First I must say that Lee, who has dealt with similar themes before in The Wedding Banquet and The Ice Storm, does a generally good job in terms of skirting melodramatic pitfalls and, with the assistance of Rodrigo Prieto's miraculous lenses, in capturing the magic of Brokeback Mountain and the vastness of the American West. The film's first shot, later repeated under radically different circumstances, is one of the most striking ever put on screen.
Nonetheless, Lee fails to bring out the heat of passion when Ennis and Jack are together, and their inner emptiness when they are not. Their longing for one another is communicated through the dialogue, a handful of moments (e.g., Ennis' throwing up after their first separation), and a couple of bear hugs and kisses, but it's noticeably absent from the film's atmosphere until its final sequence. To be fair, I'd also say that the two leading men are equally to blame for those shortcomings.
Much of the publicity surrounding Brokeback Mountain focused on presenting Heath Ledger and Jake Gyllenhaal as hetero off-screen studs playing homo on-screen studs, as if "playing gay" — a couple of rough kissing scenes and a simulated sex act — is per se both a display of thespian courage and an example of great screen acting.

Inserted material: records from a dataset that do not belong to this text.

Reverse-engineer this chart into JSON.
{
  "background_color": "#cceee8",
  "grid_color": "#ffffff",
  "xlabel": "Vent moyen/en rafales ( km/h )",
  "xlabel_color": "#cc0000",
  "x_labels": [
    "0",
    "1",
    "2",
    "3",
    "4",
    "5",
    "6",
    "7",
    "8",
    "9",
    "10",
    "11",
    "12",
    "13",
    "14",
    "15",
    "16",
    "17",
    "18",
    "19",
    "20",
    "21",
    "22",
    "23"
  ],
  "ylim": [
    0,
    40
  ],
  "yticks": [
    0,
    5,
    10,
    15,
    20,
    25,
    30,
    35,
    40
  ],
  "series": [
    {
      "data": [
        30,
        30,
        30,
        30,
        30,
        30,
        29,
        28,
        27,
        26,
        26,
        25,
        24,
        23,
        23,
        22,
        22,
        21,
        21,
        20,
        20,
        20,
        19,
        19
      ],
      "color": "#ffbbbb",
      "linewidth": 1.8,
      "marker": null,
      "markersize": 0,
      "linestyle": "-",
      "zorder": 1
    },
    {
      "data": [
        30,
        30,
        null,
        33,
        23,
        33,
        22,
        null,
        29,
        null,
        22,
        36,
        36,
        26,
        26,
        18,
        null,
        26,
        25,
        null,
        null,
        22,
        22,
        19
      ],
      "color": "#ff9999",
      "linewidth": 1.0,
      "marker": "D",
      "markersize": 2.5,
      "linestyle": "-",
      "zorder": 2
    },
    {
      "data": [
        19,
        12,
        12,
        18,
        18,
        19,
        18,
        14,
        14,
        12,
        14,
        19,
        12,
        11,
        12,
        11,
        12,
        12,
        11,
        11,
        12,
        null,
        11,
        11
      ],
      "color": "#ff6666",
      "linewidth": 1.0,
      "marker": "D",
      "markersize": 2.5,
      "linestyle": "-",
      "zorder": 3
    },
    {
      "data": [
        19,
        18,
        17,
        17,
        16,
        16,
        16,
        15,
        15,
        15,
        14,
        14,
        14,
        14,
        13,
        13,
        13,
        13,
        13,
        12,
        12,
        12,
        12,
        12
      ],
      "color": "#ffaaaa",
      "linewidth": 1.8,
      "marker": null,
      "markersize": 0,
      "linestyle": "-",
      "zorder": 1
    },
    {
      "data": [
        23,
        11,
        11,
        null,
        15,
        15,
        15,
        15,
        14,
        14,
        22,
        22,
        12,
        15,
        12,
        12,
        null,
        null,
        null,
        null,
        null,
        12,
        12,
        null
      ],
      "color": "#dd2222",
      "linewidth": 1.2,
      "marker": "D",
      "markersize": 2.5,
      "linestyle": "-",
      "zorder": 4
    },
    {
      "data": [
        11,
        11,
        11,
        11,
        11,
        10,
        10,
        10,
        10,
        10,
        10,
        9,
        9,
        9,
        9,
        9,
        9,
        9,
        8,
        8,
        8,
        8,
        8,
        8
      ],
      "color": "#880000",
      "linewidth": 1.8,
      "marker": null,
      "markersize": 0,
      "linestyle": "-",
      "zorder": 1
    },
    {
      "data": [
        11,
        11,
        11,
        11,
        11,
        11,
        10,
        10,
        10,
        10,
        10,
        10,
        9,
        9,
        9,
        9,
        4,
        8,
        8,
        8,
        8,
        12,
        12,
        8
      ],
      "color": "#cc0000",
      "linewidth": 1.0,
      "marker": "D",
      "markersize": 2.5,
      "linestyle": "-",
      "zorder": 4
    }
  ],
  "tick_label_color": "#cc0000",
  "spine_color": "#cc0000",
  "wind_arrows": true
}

Whatever those actors' sexual orientation, perhaps it's true that they were brave to tackle those roles.
That said, in their scenes together Ledger and Gyllenhaal are utterly incapable of conveying, whether through a sparkle in the eye or a quivering in the voice, the passion that Ennis and Jack are supposed to feel for one another. The chemistry between the two stars, an absolute must in such a film, is painfully lacking in Brokeback Mountain. (For real chemistry between two guys on-screen, check out Daniel Day-Lewis and Gordon Warnecke in Stephen Frears' 1985 drama My Beautiful Laundrette, or Yehuda Levi and Ohad Knoller in Eytan Fox's 2002 — talk about subversive — anti-military drama Yossi & Jagger.)

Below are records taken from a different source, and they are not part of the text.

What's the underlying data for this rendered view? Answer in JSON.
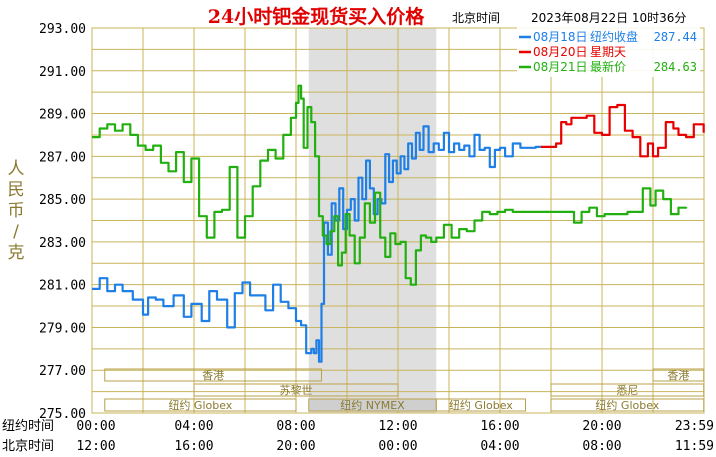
{
  "chart_data": {
    "type": "line",
    "title": "24小时钯金现货买入价格",
    "timezone_label": "北京时间",
    "timestamp": "2023年08月22日 10时36分",
    "ylabel": "人民币/克",
    "ylim": [
      275,
      293
    ],
    "y_ticks": [
      "293.00",
      "291.00",
      "289.00",
      "287.00",
      "285.00",
      "283.00",
      "281.00",
      "279.00",
      "277.00",
      "275.00"
    ],
    "x_rows": [
      {
        "label": "纽约时间",
        "ticks": [
          "00:00",
          "04:00",
          "08:00",
          "12:00",
          "16:00",
          "20:00",
          "23:59"
        ]
      },
      {
        "label": "北京时间",
        "ticks": [
          "12:00",
          "16:00",
          "20:00",
          "00:00",
          "04:00",
          "08:00",
          "11:59"
        ]
      }
    ],
    "legend": [
      {
        "date": "08月18日",
        "text": "纽约收盘",
        "value": "287.44",
        "color": "#1e7fe6"
      },
      {
        "date": "08月20日",
        "text": "星期天",
        "value": "",
        "color": "#e80000"
      },
      {
        "date": "08月21日",
        "text": "最新价",
        "value": "284.63",
        "color": "#22b010"
      }
    ],
    "sessions": [
      {
        "name": "香港",
        "start": 0.5,
        "end": 9,
        "row": 0
      },
      {
        "name": "香港",
        "start": 22,
        "end": 23.99,
        "row": 0
      },
      {
        "name": "苏黎世",
        "start": 4,
        "end": 12,
        "row": 1
      },
      {
        "name": "悉尼",
        "start": 18,
        "end": 23.99,
        "row": 1
      },
      {
        "name": "纽约 Globex",
        "start": 0.5,
        "end": 8,
        "row": 2
      },
      {
        "name": "纽约 NYMEX",
        "start": 8.5,
        "end": 13.5,
        "row": 2,
        "highlight": true
      },
      {
        "name": "纽约 Globex",
        "start": 13.5,
        "end": 17,
        "row": 2
      },
      {
        "name": "纽约 Globex",
        "start": 18,
        "end": 23.99,
        "row": 2
      }
    ],
    "nymex_hours": [
      8.5,
      13.5
    ],
    "series": [
      {
        "name": "08月18日",
        "color": "#1e7fe6",
        "x": [
          0,
          0.3,
          0.6,
          0.9,
          1.2,
          1.6,
          2,
          2.2,
          2.5,
          2.8,
          3.2,
          3.6,
          3.9,
          4.3,
          4.6,
          4.9,
          5.3,
          5.6,
          5.9,
          6.2,
          6.5,
          6.8,
          7.1,
          7.4,
          7.7,
          8,
          8.2,
          8.4,
          8.6,
          8.7,
          8.8,
          8.9,
          9,
          9.1,
          9.25,
          9.4,
          9.55,
          9.7,
          9.85,
          10,
          10.15,
          10.3,
          10.45,
          10.6,
          10.75,
          10.9,
          11.05,
          11.2,
          11.35,
          11.5,
          11.65,
          11.8,
          11.95,
          12.1,
          12.25,
          12.4,
          12.55,
          12.7,
          12.85,
          13,
          13.2,
          13.4,
          13.6,
          13.8,
          14,
          14.2,
          14.4,
          14.6,
          14.8,
          15,
          15.2,
          15.4,
          15.6,
          15.8,
          16,
          16.2,
          16.5,
          16.8,
          17,
          17.2,
          17.4,
          17.6
        ],
        "values": [
          280.8,
          281.3,
          280.7,
          281.0,
          280.7,
          280.3,
          279.6,
          280.4,
          280.3,
          280.0,
          280.5,
          279.5,
          280.1,
          279.3,
          280.7,
          280.3,
          279.0,
          280.6,
          281.1,
          280.5,
          280.5,
          279.8,
          281.0,
          280.2,
          279.9,
          279.3,
          279.1,
          277.8,
          278.0,
          277.8,
          278.4,
          277.4,
          280.1,
          283.9,
          282.4,
          284.8,
          284.0,
          285.5,
          283.6,
          284.5,
          285.0,
          284.0,
          286.0,
          285.0,
          286.8,
          285.5,
          284.3,
          285.0,
          284.8,
          287.1,
          285.8,
          286.8,
          286.2,
          287.0,
          286.4,
          287.6,
          286.9,
          288.1,
          287.3,
          288.4,
          287.2,
          287.6,
          287.3,
          288.1,
          287.2,
          287.6,
          287.3,
          287.5,
          287.0,
          288.0,
          287.3,
          287.4,
          286.5,
          287.3,
          287.4,
          287.0,
          287.6,
          287.4,
          287.4,
          287.4,
          287.44,
          287.44
        ]
      },
      {
        "name": "08月20日",
        "color": "#e80000",
        "x": [
          17.6,
          18,
          18.2,
          18.4,
          18.6,
          18.8,
          19.1,
          19.4,
          19.7,
          20,
          20.3,
          20.6,
          20.9,
          21.2,
          21.5,
          21.8,
          22,
          22.2,
          22.5,
          22.8,
          23,
          23.3,
          23.6,
          23.99
        ],
        "values": [
          287.44,
          287.44,
          287.6,
          288.6,
          288.5,
          288.8,
          288.8,
          288.9,
          288.1,
          288.0,
          289.3,
          289.4,
          288.2,
          287.9,
          287.0,
          287.6,
          287.0,
          287.4,
          288.6,
          288.3,
          288.0,
          287.9,
          288.5,
          288.1
        ]
      },
      {
        "name": "08月21日",
        "color": "#22b010",
        "x": [
          0,
          0.3,
          0.6,
          0.9,
          1.2,
          1.5,
          1.8,
          2.1,
          2.4,
          2.7,
          3,
          3.3,
          3.6,
          3.9,
          4.2,
          4.5,
          4.8,
          5.1,
          5.4,
          5.7,
          6,
          6.3,
          6.6,
          6.9,
          7.2,
          7.5,
          7.8,
          8,
          8.1,
          8.2,
          8.3,
          8.45,
          8.6,
          8.75,
          8.9,
          9.05,
          9.2,
          9.35,
          9.5,
          9.65,
          9.8,
          9.95,
          10.1,
          10.3,
          10.5,
          10.7,
          10.9,
          11.1,
          11.3,
          11.5,
          11.7,
          11.9,
          12.1,
          12.3,
          12.5,
          12.7,
          12.9,
          13.1,
          13.3,
          13.5,
          13.8,
          14.1,
          14.4,
          14.7,
          15,
          15.3,
          15.6,
          15.9,
          16.2,
          16.5,
          16.8,
          17.1,
          17.4,
          17.7,
          18,
          18.3,
          18.6,
          18.9,
          19.2,
          19.5,
          19.8,
          20.1,
          20.4,
          20.7,
          21,
          21.3,
          21.6,
          21.9,
          22.1,
          22.4,
          22.7,
          23,
          23.3
        ],
        "values": [
          287.9,
          288.3,
          288.5,
          288.2,
          288.5,
          288.0,
          287.5,
          287.3,
          287.5,
          286.7,
          286.3,
          287.2,
          285.8,
          286.9,
          284.2,
          283.2,
          284.4,
          284.5,
          286.5,
          283.2,
          284.2,
          285.6,
          286.8,
          287.3,
          286.9,
          288.0,
          288.8,
          289.5,
          290.3,
          289.7,
          287.4,
          289.3,
          288.6,
          287.0,
          284.2,
          283.3,
          282.9,
          283.5,
          284.2,
          281.9,
          282.5,
          284.3,
          283.3,
          282.0,
          283.2,
          284.8,
          283.9,
          285.3,
          283.2,
          282.3,
          283.4,
          282.9,
          283.0,
          281.3,
          281.0,
          282.6,
          283.3,
          283.2,
          283.0,
          283.2,
          283.8,
          283.2,
          283.6,
          283.5,
          284.0,
          284.4,
          284.3,
          284.4,
          284.5,
          284.4,
          284.4,
          284.4,
          284.4,
          284.4,
          284.4,
          284.4,
          284.4,
          283.9,
          284.4,
          284.6,
          284.2,
          284.3,
          284.3,
          284.3,
          284.4,
          284.4,
          285.5,
          284.7,
          285.4,
          285.0,
          284.3,
          284.6,
          284.63
        ]
      }
    ]
  }
}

There are other problems with Ledger's and Gyllenhaal's performances as well, though of the two Ledger comes off best. Despite a few lapses, most notably during Ennis' emotional confrontation with Jack near the film's finale, the Australian Ledger creates a convincing Wyoming cowpoke, and his dramatic range is at times quite impressive. Ledger's final moment in Brokeback Mountain, for instance, is nothing short of masterful. On the down side, he never makes his archetypal silent cowboy either mysterious or alluring enough to justify Jack's perennial longing for him.
Gyllenhaal, for his part, succeeds only in showing the earnest efforts of a mellow big-city actor trying to pass for a rough cowboy. I should add that in Proulx's short story, those men are not only truly rough, they're also unattractive. Ennis and Jack were considerably softened and prettified for the screen.
Moreover, the role of the emotionally torn Jack Twist is way beyond Gyllenhaal's range. When Jack has a climactic outburst during his last meeting with Ennis at Brokeback, Gyllenhaal gives his all but, tripping on his erratic Texanized accent, he fails to fully express Jack's final eruption of anger, sadness, and despair. Also, though in their mid-20s, neither actor is at all believable as a teenager in the beginning of the film or as a man in his late 30s at the film's conclusion. (The poor makeup job, especially on Gyllenhaal's face, doesn't help matters any.)